A distinct count measure in PowerPivot v1 took 35 seconds to complete in my test pivot.  This was a big part of why our client was seeing slow perf today.

That same measure, in that same pivot, took less than a second in the V2 beta.

Wow.  This is gonna be nice.

One Last Note:  Two Ways to Write the Formula

PowerPivot v1 did not have a dedicated function for distinct count, you had to do the countrows of distinct thing like what I showed above.

But in PowerPivot v2, there IS a DISTINCTCOUNT() function.  So you can write your distinct count measures in two ways:

[Measure] = COUNTROWS(DISTINCT(Table[Column]))

[Measure] = DISTINCTCOUNT(Table[Column])

That new function is nice, makes for a more readable formula.  BUT…  the performance is still the same.  Either way I wrote it, the measure was sub-second fast.  Very nice.

Rob Collie

One of the original engineering leaders behind Power BI and Power Pivot during his 14-year career at Microsoft, Rob Collie founded a consulting company in 2013 that is 100% devoted to “the new way forward” made possible by Power BI and its related technologies. Since 2013, PowerPivotPro has rapidly grown to become the leading firm in the industry, pioneering an agile, results-first methodology never before seen in the Business Intelligence space. A sought-after public speaker and author of the #1-selling Power BI book, Rob and his team would like to help you revolutionize your business and your career.

This Post Has 6 Comments
  1. Rob, it’s great to hear of those performance improvements with distinct count.
    On a related topic, have you experimented with using DISTINCTCOUNT() on a text column?
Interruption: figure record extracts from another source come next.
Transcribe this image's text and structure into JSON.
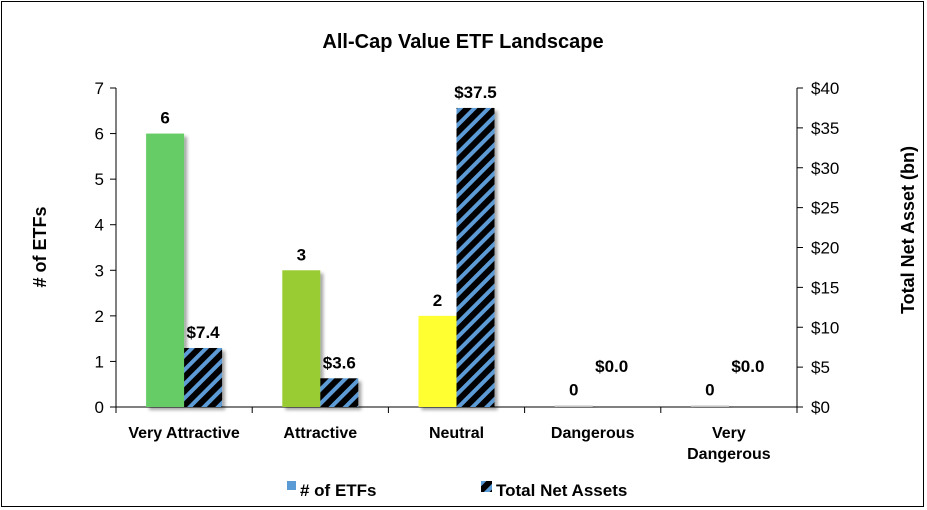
{
  "chart_data": {
    "type": "bar",
    "title": "All-Cap Value ETF Landscape",
    "categories": [
      [
        "Very Attractive"
      ],
      [
        "Attractive"
      ],
      [
        "Neutral"
      ],
      [
        "Dangerous"
      ],
      [
        "Very",
        "Dangerous"
      ]
    ],
    "category_colors": [
      "#66cc66",
      "#99cc33",
      "#ffff33",
      "#c0c0c0",
      "#c0c0c0"
    ],
    "series": [
      {
        "name": "# of ETFs",
        "axis": "left",
        "values": [
          6,
          3,
          2,
          0,
          0
        ],
        "labels": [
          "6",
          "3",
          "2",
          "0",
          "0"
        ]
      },
      {
        "name": "Total Net Assets",
        "axis": "right",
        "values": [
          7.4,
          3.6,
          37.5,
          0.0,
          0.0
        ],
        "labels": [
          "$7.4",
          "$3.6",
          "$37.5",
          "$0.0",
          "$0.0"
        ],
        "pattern_colors": [
          "#000000",
          "#5b9bd5"
        ]
      }
    ],
    "ylabel_left": "# of ETFs",
    "ylabel_right": "Total Net Asset (bn)",
    "ylim_left": [
      0,
      7
    ],
    "ylim_right": [
      0,
      40
    ],
    "yticks_left": [
      "0",
      "1",
      "2",
      "3",
      "4",
      "5",
      "6",
      "7"
    ],
    "yticks_right": [
      "$0",
      "$5",
      "$10",
      "$15",
      "$20",
      "$25",
      "$30",
      "$35",
      "$40"
    ],
    "legend": {
      "position": "bottom",
      "items": [
        "# of ETFs",
        "Total Net Assets"
      ],
      "swatch_color": "#5b9bd5"
    }
  }
}
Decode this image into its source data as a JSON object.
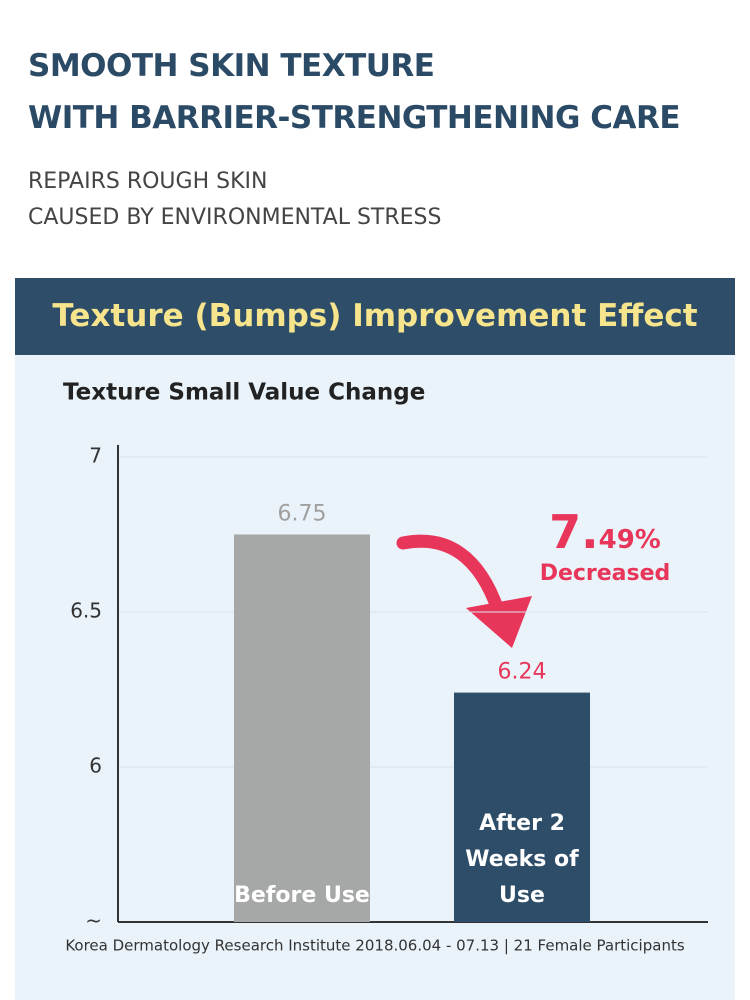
{
  "header": {
    "title": [
      "SMOOTH SKIN TEXTURE",
      "WITH BARRIER-STRENGTHENING CARE"
    ],
    "subtitle": [
      "REPAIRS ROUGH SKIN",
      "CAUSED BY ENVIRONMENTAL STRESS"
    ]
  },
  "banner": "Texture (Bumps) Improvement Effect",
  "chart_data": {
    "type": "bar",
    "title": "Texture Small Value Change",
    "categories": [
      "Before Use",
      "After 2 Weeks of Use"
    ],
    "values": [
      6.75,
      6.24
    ],
    "colors": [
      "#a5a8a7",
      "#2d4d68"
    ],
    "ylim": [
      5.5,
      7
    ],
    "yticks": [
      {
        "value": 5.5,
        "label": "~"
      },
      6,
      6.5,
      7
    ],
    "grid": true,
    "annotation": {
      "value": "7.49%",
      "text": "Decreased"
    },
    "source": "Korea Dermatology Research Institute 2018.06.04 - 07.13 | 21 Female Participants"
  }
}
The documentation seems to state pretty clearly that it only works on numbers or dates.
    Because of that I filed a suggestion on Connect to create a DISTINCTCOUNTA() function that would work on text values.
    But subsequent experimentation showed that DISTINCTCOUNT() does work on a text column. What has you experience been with DISTINCTCOUNT() on text values?

    1. I have not yet tried DISTINCTCOUNT() on anything other than the example above. But given that COUNTROWS(DISTINCT()) has always worked on text fields, and proves to have the same improved performance as DISTINTCOUNT, I too am surprised that the docs say it doesn’t work.

  2. Okay, that’s awesome about the distinct counts being faster–but what on earth is a treadmill desk?? I thought I was being proactive by sitting on a bouncy ball.

  3. Its been sometime I am trying to get my head around this. I have imported information on close to 1.5 million customer orders in a powerpivot table. Customer orders generate different delivery packets. Sometimes for the same customer orders there are several packets generated. So the data looks like:
    e2,p6 etc..

    What I want to do is calculate in adjacent field a count of all unique packages that the customer order has generated. In the above example that would be:
    e2,p5,x …

    I just learnt about powerpivot and am not able to understand how this could be achieved. I need this field for calculation purpose. Many Thanks!